/university-language-understanding-systems-project-2

2nd project of Language Understanding Systems @ UniTN

Primary LanguageTeXMIT LicenseMIT

Concept Sequence Tagging for a Movie Domain

2nd project of Language Understanding Systems, Fall Semester 2017, University of Trento.

The project consist in building a model for concept sequence tagging for a Movie Domain. The task is similar to first project, but this time we use Conditional Random Fields instead of Finite State Transducers. All results are discussed in the report file.

Repository Structure

The repository is organized in 2 main folders: report and code. The report folder contains the LaTeX report source files, the code folder contains the scripts used to train and test the models, plus some utilities used to parse the results and compute statistics.

Model

The code/model folder contains the CRF++ template files. The code/scripts/run.sh script can be used to train a given model, for example

./code/scripts/run.sh 03_advanced/10

The script will automatically create the code/computations folder. Inside this folder you will find a folder for each model you trained.

Genetic Algorithm

The code/scripts/genetic.py file implements a genetic algorithm to automatically select the best features for the CRF model. The script is written in Python3 and requires the DEAP library to work.

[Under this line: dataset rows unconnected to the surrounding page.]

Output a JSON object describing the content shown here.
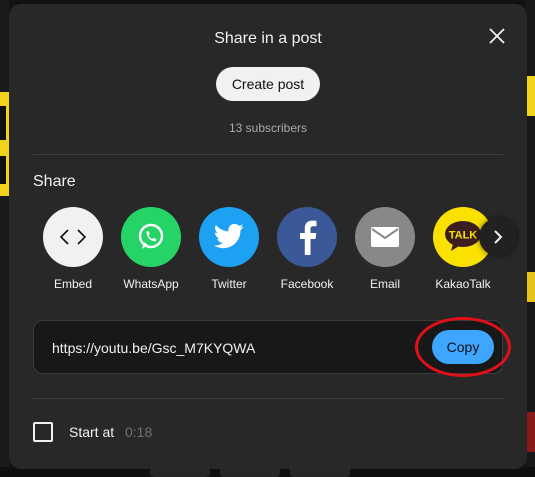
{
  "dialog": {
    "title": "Share in a post",
    "create_post_label": "Create post",
    "subscribers": "13 subscribers",
    "share_heading": "Share",
    "apps": [
      {
        "label": "Embed",
        "icon": "embed-icon",
        "color": "#f1f1f1"
      },
      {
        "label": "WhatsApp",
        "icon": "whatsapp-icon",
        "color": "#25d366"
      },
      {
        "label": "Twitter",
        "icon": "twitter-icon",
        "color": "#1da1f2"
      },
      {
        "label": "Facebook",
        "icon": "facebook-icon",
        "color": "#3b5998"
      },
      {
        "label": "Email",
        "icon": "email-icon",
        "color": "#888888"
      },
      {
        "label": "KakaoTalk",
        "icon": "kakaotalk-icon",
        "color": "#fae100"
      }
    ],
    "kakao_badge": "TALK",
    "url": "https://youtu.be/Gsc_M7KYQWA",
    "copy_label": "Copy",
    "start_at_label": "Start at",
    "start_at_time": "0:18"
  },
  "colors": {
    "dialog_bg": "#282828",
    "accent": "#3ea6ff",
    "highlight_ring": "#e0101b"
  }
}
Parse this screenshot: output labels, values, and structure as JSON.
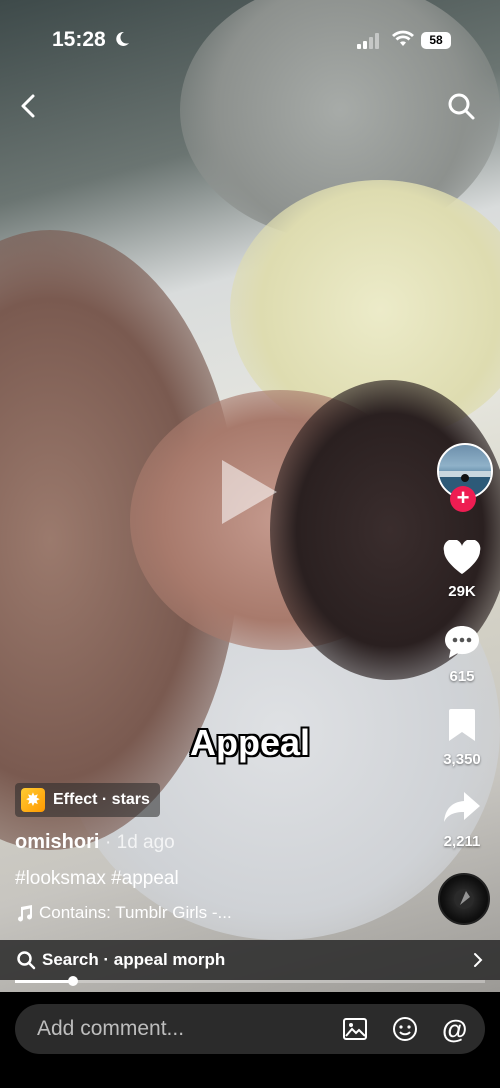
{
  "status_bar": {
    "time": "15:28",
    "battery": "58"
  },
  "video": {
    "caption_overlay": "Appeal"
  },
  "actions": {
    "likes": "29K",
    "comments": "615",
    "saves": "3,350",
    "shares": "2,211"
  },
  "effect": {
    "label": "Effect · stars"
  },
  "post": {
    "username": "omishori",
    "time_ago": "· 1d ago",
    "hashtags": "#looksmax #appeal",
    "music": "Contains: Tumblr Girls -..."
  },
  "search": {
    "label": "Search · appeal morph"
  },
  "progress": {
    "fraction": 0.124
  },
  "comment": {
    "placeholder": "Add comment..."
  },
  "icons": [
    "back-icon",
    "search-icon",
    "heart-icon",
    "comment-icon",
    "bookmark-icon",
    "share-icon",
    "image-icon",
    "emoji-icon",
    "mention-icon",
    "music-note-icon",
    "moon-icon",
    "wifi-icon",
    "signal-icon",
    "chevron-right-icon",
    "play-icon"
  ],
  "colors": {
    "follow": "#ee1d52",
    "effect": "#ffaa22",
    "comment_bg": "#2b2b2b"
  }
}
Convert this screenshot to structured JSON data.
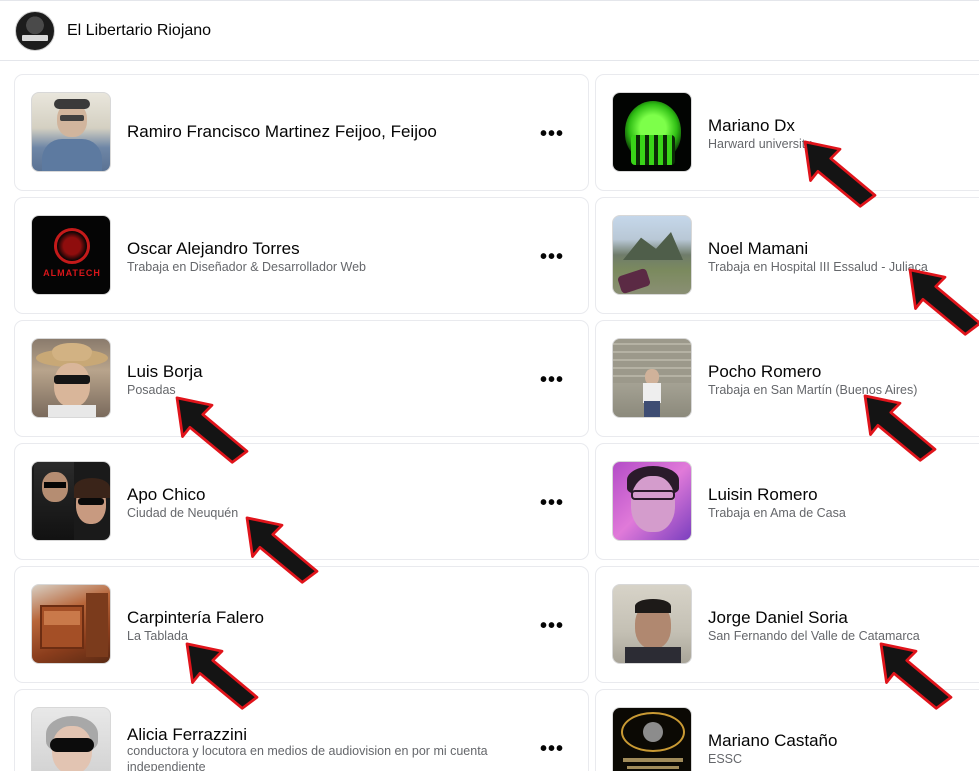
{
  "header": {
    "title": "El Libertario Riojano"
  },
  "more_glyph": "•••",
  "people": [
    {
      "name": "Ramiro Francisco Martinez Feijoo, Feijoo",
      "subtitle": ""
    },
    {
      "name": "Mariano Dx",
      "subtitle": "Harward university"
    },
    {
      "name": "Oscar Alejandro Torres",
      "subtitle": "Trabaja en Diseñador & Desarrollador Web"
    },
    {
      "name": "Noel Mamani",
      "subtitle": "Trabaja en Hospital III Essalud - Juliaca"
    },
    {
      "name": "Luis Borja",
      "subtitle": "Posadas"
    },
    {
      "name": "Pocho Romero",
      "subtitle": "Trabaja en San Martín (Buenos Aires)"
    },
    {
      "name": "Apo Chico",
      "subtitle": "Ciudad de Neuquén"
    },
    {
      "name": "Luisin Romero",
      "subtitle": "Trabaja en Ama de Casa"
    },
    {
      "name": "Carpintería Falero",
      "subtitle": "La Tablada"
    },
    {
      "name": "Jorge Daniel Soria",
      "subtitle": "San Fernando del Valle de Catamarca"
    },
    {
      "name": "Alicia Ferrazzini",
      "subtitle": "conductora y locutora en medios de audiovision en por mi cuenta independiente"
    },
    {
      "name": "Mariano Castaño",
      "subtitle": "ESSC"
    }
  ],
  "thumb_labels": {
    "almatech": "ALMATECH"
  },
  "colors": {
    "arrow_fill": "#141414",
    "arrow_outline": "#e0141b",
    "secondary_text": "#65676b"
  }
}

By default, the script required an initial population inside the code/scripts/initial_population folder. Please create this folder before running the script and populate it with some models trained generated by hand. Please make sure to invoke the script from the code/scripts folder.

Licence

The model source code is licences under the MIT license. A copy of the license is available in the LICENSE file. The LaTeX sources and the report are licenced under the Creative Commons Attribution-ShareAlike 4.0 International License.